Replication Needs to be … Installed?

Transparency in research is important. Open access to published data, computation, and results is one side of the story. The reproducibility of scientific literature is the other. There are convincing arguments that many published research findings are false – something that is especially true, and especially poignant, in the social sciences. The incentive structure for scientific publishing (remember those outdated journals) isn’t helping. Researchers struggle to replicate the results of others. Initial findings disproportionately affirm, rather than nullify, hypotheses. To the extent that these claims are alarmist in nature, science is still hard to do.

This problem may seem tangential to the application of computational notebooks to science. It isn’t. Encouraging open access to research data, methods, computation, and findings is an important front in the war against these false, or at the very least biased, or at the very least difficult to find, findings. Doing so in a robust manner is critical. Computational notebooks need to be adopted.
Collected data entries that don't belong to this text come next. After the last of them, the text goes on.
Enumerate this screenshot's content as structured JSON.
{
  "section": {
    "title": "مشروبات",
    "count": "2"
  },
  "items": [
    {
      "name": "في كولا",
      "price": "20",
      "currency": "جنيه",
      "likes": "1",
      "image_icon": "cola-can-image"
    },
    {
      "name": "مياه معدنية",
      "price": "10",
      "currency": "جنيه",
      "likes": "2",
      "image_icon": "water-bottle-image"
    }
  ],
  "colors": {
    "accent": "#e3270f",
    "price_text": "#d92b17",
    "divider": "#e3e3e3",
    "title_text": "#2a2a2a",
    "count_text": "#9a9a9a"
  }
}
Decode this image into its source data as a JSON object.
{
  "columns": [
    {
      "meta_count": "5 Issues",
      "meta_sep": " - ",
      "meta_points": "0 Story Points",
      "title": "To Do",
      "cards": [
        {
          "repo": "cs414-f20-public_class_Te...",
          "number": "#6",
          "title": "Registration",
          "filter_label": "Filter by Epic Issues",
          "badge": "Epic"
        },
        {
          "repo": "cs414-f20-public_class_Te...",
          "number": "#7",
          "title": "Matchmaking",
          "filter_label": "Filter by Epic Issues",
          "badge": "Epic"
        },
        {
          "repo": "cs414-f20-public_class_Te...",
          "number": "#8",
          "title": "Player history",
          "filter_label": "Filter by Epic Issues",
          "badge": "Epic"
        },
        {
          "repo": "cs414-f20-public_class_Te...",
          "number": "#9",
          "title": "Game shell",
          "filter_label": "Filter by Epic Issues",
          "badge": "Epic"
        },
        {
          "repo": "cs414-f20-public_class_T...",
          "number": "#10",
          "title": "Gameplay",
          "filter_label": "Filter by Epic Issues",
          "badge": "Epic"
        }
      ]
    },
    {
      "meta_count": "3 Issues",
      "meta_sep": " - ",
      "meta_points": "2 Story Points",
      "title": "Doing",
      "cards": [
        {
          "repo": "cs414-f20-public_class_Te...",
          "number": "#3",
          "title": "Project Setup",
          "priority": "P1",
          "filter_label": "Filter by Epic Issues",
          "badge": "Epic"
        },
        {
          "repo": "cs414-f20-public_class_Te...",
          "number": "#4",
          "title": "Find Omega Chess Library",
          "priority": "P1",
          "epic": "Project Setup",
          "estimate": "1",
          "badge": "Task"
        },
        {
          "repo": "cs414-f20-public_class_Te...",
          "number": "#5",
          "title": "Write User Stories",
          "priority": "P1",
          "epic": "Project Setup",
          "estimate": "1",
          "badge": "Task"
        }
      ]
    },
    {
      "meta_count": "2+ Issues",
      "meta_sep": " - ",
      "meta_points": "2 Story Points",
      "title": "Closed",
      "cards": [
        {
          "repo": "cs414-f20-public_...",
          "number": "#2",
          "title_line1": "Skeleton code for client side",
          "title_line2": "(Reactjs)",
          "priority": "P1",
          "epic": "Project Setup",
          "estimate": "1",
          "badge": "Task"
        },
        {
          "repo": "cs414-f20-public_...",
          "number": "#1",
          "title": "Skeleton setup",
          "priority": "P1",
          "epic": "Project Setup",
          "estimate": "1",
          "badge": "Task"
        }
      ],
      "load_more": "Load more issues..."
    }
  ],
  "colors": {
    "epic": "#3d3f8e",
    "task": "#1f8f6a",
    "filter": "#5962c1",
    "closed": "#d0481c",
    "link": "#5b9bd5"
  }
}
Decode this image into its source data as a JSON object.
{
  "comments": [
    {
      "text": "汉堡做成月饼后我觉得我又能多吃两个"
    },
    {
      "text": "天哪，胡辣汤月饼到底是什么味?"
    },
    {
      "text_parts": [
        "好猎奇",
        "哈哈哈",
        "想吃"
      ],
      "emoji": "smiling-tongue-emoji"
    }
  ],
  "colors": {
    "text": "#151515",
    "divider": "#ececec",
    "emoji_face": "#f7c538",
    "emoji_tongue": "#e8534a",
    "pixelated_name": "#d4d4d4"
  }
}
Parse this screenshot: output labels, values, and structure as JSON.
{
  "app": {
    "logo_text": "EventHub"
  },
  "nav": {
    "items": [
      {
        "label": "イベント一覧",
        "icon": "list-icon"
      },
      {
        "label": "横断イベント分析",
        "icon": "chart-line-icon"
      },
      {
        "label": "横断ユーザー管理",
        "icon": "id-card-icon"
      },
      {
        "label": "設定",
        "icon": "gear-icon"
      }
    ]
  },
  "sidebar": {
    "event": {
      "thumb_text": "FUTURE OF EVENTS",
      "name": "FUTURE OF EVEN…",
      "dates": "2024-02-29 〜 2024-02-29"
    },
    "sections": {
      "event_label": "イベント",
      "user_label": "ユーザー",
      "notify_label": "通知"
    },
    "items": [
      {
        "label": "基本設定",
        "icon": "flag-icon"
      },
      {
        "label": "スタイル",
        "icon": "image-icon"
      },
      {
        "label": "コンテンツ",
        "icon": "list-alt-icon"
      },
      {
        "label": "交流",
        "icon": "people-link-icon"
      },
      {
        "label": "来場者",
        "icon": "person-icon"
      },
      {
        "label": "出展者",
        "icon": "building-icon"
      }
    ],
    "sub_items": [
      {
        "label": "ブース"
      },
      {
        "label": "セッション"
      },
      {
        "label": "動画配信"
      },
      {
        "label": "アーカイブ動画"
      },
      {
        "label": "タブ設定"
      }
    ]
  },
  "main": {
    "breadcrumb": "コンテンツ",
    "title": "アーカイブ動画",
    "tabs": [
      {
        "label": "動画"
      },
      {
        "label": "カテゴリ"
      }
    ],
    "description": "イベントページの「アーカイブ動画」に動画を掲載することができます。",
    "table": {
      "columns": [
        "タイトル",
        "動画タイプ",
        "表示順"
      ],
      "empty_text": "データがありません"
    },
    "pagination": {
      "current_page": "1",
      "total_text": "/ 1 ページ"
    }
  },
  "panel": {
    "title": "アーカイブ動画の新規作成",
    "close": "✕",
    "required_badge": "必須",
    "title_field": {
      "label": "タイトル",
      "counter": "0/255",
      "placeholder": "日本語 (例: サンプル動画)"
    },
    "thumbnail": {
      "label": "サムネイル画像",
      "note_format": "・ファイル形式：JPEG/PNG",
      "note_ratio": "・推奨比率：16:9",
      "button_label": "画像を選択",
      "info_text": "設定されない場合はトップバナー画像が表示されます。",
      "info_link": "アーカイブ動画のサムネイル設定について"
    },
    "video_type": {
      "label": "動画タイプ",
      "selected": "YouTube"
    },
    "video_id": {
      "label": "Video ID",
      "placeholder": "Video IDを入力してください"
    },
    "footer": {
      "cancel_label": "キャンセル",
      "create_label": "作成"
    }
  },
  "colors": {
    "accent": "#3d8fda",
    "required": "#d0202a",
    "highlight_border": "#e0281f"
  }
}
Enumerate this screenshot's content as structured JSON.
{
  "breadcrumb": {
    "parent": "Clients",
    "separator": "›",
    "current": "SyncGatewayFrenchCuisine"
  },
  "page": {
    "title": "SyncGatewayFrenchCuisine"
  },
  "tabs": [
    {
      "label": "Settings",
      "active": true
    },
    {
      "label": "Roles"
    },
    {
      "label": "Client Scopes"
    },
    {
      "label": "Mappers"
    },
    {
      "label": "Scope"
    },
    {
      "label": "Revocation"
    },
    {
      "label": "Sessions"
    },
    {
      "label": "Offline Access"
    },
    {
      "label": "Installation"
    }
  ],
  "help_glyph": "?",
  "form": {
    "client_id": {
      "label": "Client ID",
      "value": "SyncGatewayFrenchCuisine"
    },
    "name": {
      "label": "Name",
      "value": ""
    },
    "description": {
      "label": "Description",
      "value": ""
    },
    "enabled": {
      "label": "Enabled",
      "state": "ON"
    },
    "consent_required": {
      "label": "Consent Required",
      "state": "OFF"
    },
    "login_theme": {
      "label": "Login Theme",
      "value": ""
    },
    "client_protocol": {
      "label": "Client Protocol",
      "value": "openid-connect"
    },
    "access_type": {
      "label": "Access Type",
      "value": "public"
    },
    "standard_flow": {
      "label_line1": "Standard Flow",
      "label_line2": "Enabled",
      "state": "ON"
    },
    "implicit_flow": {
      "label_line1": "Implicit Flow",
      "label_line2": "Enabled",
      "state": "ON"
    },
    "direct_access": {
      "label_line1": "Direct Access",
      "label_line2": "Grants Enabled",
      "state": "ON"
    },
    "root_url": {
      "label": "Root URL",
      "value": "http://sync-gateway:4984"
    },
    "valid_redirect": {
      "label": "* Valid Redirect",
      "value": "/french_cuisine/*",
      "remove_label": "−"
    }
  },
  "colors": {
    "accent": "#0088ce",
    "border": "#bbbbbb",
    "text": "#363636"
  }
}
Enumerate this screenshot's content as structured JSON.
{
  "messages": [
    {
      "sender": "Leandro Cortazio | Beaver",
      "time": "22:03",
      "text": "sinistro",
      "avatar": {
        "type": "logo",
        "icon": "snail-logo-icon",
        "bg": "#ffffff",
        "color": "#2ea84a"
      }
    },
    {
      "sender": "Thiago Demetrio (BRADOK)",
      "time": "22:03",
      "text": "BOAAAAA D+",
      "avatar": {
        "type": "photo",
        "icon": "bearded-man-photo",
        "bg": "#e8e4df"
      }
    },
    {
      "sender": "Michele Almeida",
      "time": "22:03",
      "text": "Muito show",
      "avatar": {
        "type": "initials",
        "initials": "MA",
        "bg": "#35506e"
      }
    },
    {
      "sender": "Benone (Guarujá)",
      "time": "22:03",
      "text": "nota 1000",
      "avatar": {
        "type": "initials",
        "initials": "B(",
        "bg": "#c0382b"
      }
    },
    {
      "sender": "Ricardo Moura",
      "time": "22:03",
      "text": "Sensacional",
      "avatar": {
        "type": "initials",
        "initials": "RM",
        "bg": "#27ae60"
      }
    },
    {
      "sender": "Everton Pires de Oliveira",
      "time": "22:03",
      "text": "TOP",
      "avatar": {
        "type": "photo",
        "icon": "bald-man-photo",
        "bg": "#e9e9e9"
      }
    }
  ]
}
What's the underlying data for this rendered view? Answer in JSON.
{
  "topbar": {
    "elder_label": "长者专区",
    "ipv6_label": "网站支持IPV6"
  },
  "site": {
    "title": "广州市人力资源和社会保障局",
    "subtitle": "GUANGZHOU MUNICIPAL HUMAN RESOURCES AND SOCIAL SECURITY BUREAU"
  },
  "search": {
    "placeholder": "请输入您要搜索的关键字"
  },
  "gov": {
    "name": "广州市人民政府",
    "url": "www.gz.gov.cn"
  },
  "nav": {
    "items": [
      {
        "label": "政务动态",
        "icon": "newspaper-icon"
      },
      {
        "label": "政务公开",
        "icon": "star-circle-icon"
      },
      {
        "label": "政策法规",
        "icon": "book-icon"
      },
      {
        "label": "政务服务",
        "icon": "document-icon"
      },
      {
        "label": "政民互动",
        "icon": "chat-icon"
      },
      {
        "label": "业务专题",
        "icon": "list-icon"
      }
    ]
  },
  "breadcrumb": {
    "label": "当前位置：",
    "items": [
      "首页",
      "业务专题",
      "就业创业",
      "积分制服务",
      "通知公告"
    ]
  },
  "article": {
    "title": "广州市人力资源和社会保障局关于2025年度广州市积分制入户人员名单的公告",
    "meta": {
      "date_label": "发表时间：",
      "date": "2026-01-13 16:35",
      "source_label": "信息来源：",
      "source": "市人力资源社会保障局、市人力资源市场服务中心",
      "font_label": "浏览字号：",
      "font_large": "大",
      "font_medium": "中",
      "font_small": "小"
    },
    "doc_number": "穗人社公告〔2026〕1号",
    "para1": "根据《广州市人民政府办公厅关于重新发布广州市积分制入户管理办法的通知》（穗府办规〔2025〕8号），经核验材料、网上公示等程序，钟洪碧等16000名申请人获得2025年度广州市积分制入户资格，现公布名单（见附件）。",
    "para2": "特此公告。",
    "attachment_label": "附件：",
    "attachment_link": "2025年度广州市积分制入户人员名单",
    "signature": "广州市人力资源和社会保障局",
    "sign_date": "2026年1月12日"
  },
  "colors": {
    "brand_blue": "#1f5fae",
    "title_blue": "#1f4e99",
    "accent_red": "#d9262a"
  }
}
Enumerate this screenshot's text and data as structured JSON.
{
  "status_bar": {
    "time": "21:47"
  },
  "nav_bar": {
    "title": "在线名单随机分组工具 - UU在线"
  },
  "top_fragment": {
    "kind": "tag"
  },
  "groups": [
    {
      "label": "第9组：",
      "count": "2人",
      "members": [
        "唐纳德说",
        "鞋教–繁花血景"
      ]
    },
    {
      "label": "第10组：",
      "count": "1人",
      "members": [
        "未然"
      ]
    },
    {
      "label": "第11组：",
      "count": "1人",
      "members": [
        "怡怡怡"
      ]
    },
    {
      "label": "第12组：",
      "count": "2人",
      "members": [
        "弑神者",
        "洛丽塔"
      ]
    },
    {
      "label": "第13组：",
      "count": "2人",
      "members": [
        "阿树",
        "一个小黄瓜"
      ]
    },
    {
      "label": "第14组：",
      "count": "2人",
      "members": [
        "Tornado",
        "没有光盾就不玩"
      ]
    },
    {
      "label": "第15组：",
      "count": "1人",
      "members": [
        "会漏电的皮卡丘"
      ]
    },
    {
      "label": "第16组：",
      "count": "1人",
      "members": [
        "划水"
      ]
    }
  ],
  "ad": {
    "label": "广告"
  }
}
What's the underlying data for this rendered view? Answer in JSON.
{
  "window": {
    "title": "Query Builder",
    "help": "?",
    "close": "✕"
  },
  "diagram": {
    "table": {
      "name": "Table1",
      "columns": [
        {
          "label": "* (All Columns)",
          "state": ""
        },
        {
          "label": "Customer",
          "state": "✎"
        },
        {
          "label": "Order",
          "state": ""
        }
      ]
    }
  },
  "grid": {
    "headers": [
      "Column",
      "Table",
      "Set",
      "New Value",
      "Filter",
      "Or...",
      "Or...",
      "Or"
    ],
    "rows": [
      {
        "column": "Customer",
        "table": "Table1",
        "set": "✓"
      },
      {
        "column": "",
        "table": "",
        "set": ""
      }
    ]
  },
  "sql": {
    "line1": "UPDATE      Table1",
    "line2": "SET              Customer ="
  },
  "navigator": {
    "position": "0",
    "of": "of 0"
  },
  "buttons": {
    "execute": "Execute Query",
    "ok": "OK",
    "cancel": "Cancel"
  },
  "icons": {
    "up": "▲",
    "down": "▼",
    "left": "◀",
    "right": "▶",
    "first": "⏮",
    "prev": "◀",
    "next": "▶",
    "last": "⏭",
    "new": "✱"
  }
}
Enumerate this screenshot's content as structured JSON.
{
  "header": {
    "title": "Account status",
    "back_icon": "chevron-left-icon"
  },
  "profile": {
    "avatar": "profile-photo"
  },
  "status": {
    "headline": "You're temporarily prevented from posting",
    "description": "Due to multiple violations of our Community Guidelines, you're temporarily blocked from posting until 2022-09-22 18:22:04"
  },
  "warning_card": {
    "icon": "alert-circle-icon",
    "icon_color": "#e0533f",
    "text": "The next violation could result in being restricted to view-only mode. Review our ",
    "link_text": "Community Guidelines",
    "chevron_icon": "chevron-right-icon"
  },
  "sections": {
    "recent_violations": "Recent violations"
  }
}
Science needs to be opened and researchers need to be encouraged to replicate findings.

Time is of the Essence

It is hard to believe that a single technology, computational notebooks, is poised to tie together so many threads – interactive computation, literate programming – scientific papers, publishing, peer review, replication – storytelling, essays – but it is. The structure of science needs to be updated. And the sooner it can be done, the better.

Colin Payne-Rogers is an ex-data scientist and current communications engineer with a graduate degree in mechanical engineering and an interest in all things scientific or otherwise.